Tag Archives | Shakespeare

IV–>V

Our local repertory theater, hight Playmakers, ran Henry IV and Henry V in rotating rep this winter.  They were juicy productions, the moreso since I (and half the audience) had recently seen Henry V on trapeze  [sic] at Burning Coal.  Despite the great resources that this UNC-based production brought to bear, I was really disappointed in the first play, a mariage de force of I Henry IV and II Henry IV. I suppose that’s been done before, but the rhythm seemed all wrong, not just because of missing transitions and subplots but because of missing breathing places, the ebb of flow of comic and dramatic interludes. It’s not the first time Falstaff has stolen a show, but he didn’t have to do it so thoroughly.

A minor but important bit of Shakespeare’s genius is precisely this sense of rhythm, something like iambic pentameter writ large: the “red” world and the “green” world hold each other in check; high and low, public and private, intimate and quotidian form a kind of moral matrix to sustain our belief and pleasure in the world of the play.  I came to appreciate what I thought of as the systole and diastole of a good yarn back in my executive speechwriting days, but here it was in a more vivid, irresistible medium.  I won’t say all the bard’s plays are perfectly balanced, but surely these two histories number among his greatest.  And once you start hacking away at a playwright’s script, chaos is come again.

Well, this playwright anyway. Directors often act boldly, and should–but in this matter they ought to use a lighter hand.

Once More into the Trapeze, Dear Friends

Staging technologies can be integrated so as to seem, if not inevitable, at least natural. I think of the 2004 Danish movie Strings, performed by marionettes, as a particularly moving example.  Well, last weekend I got to see Henry V (on Trapeze) at Burning Coal Theatre in Raleigh, NC.

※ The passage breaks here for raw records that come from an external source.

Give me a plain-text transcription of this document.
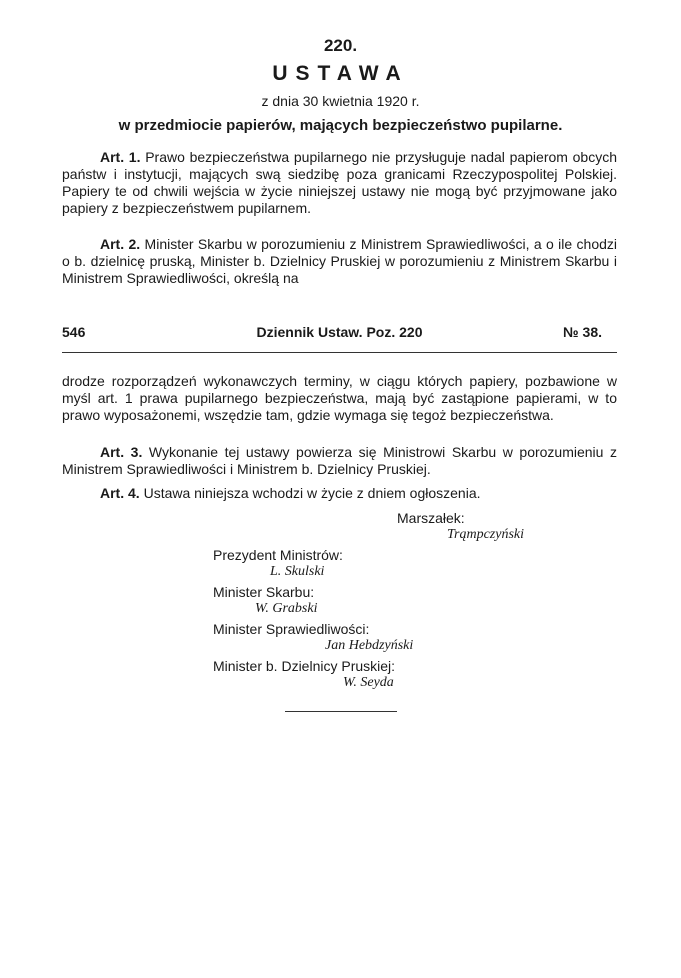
220.
USTAWA
z dnia 30 kwietnia 1920 r.
w przedmiocie papierów, mających bezpieczeństwo pupilarne.
Art. 1. Prawo bezpieczeństwa pupilarnego nie przysługuje nadal papierom obcych państw i instytucji, mających swą siedzibę poza granicami Rzeczypospolitej Polskiej. Papiery te od chwili wejścia w życie niniejszej ustawy nie mogą być przyjmowane jako papiery z bezpieczeństwem pupilarnem.
Art. 2. Minister Skarbu w porozumieniu z Ministrem Sprawiedliwości, a o ile chodzi o b. dzielnicę pruską, Minister b. Dzielnicy Pruskiej w porozumieniu z Ministrem Skarbu i Ministrem Sprawiedliwości, określą na
546	Dziennik Ustaw. Poz. 220	№ 38.
drodze rozporządzeń wykonawczych terminy, w ciągu których papiery, pozbawione w myśl art. 1 prawa pupilarnego bezpieczeństwa, mają być zastąpione papierami, w to prawo wyposażonemi, wszędzie tam, gdzie wymaga się tegoż bezpieczeństwa.
Art. 3. Wykonanie tej ustawy powierza się Ministrowi Skarbu w porozumieniu z Ministrem Sprawiedliwości i Ministrem b. Dzielnicy Pruskiej.
Art. 4. Ustawa niniejsza wchodzi w życie z dniem ogłoszenia.
Marszałek:
Trąmpczyński
Prezydent Ministrów:
L. Skulski
Minister Skarbu:
W. Grabski
Minister Sprawiedliwości:
Jan Hebdzyński
Minister b. Dzielnicy Pruskiej:
W. Seyda
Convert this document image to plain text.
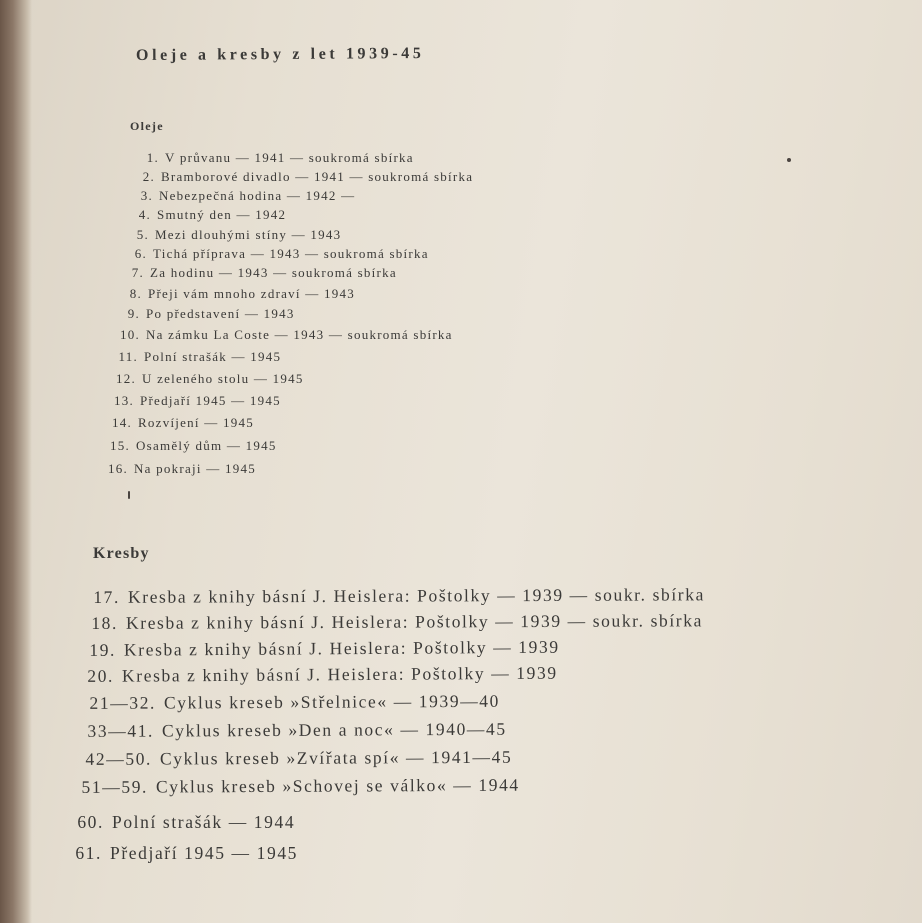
Oleje a kresby z let 1939-45
Oleje
1. V průvanu — 1941 — soukromá sbírka
2. Bramborové divadlo — 1941 — soukromá sbírka
3. Nebezpečná hodina — 1942 —
4. Smutný den — 1942
5. Mezi dlouhými stíny — 1943
6. Tichá příprava — 1943 — soukromá sbírka
7. Za hodinu — 1943 — soukromá sbírka
8. Přeji vám mnoho zdraví — 1943
9. Po představení — 1943
10. Na zámku La Coste — 1943 — soukromá sbírka
11. Polní strašák — 1945
12. U zeleného stolu — 1945
13. Předjaří 1945 — 1945
14. Rozvíjení — 1945
15. Osamělý dům — 1945
16. Na pokraji — 1945
Kresby
17. Kresba z knihy básní J. Heislera: Poštolky — 1939 — soukr. sbírka
18. Kresba z knihy básní J. Heislera: Poštolky — 1939 — soukr. sbírka
19. Kresba z knihy básní J. Heislera: Poštolky — 1939
20. Kresba z knihy básní J. Heislera: Poštolky — 1939
21—32. Cyklus kreseb »Střelnice« — 1939—40
33—41. Cyklus kreseb »Den a noc« — 1940—45
42—50. Cyklus kreseb »Zvířata spí« — 1941—45
51—59. Cyklus kreseb »Schovej se válko« — 1944
60. Polní strašák — 1944
61. Předjaří 1945 — 1945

To say that nothing really prepared me for it means that despite hearing about it ahead of time from artistic director Jerry Davis, and even after watching their video trailer, I assumed the trapeze would be a gimmick rather than an organic part of the production. Certainly including it in the title suggested that we were meant to come to some kind of Cirque du Soleil in which Shakespeare was likely to take a back seat; I was even afraid they would write some iambic pentameter of their own expressly alluding to the hardware.

Anyway, Director Steven Cole Hughes pulled this off in Raleigh pretty well. The five trapezes (what, in that little space?) are virtually the only set, and they become walls, battlements, thrones (of course), scaffolds, weapons, and I forget what all. They allow the actors to use the vertical space of the theater in a wholly different way–the highest bits being reserved for the moments of highest drama–and of course to move swiftly, capturing some of the rapid confusion of warfare; and to deploy their bodies in unexpected ways to disconcertingly good effect, as when characters are executed and dangle upside down.

Few lines are actually delivered upside down, but I rather like the idea.

Consummatum est

In his final speech (1889), Jeff Davis told his audience of Southern college students,

Let me beseech you to lay aside all rancor, all bitter sectional feeling, and to take your places in the ranks of those who will bring about a consummation devoutly to be wished–a reunited country.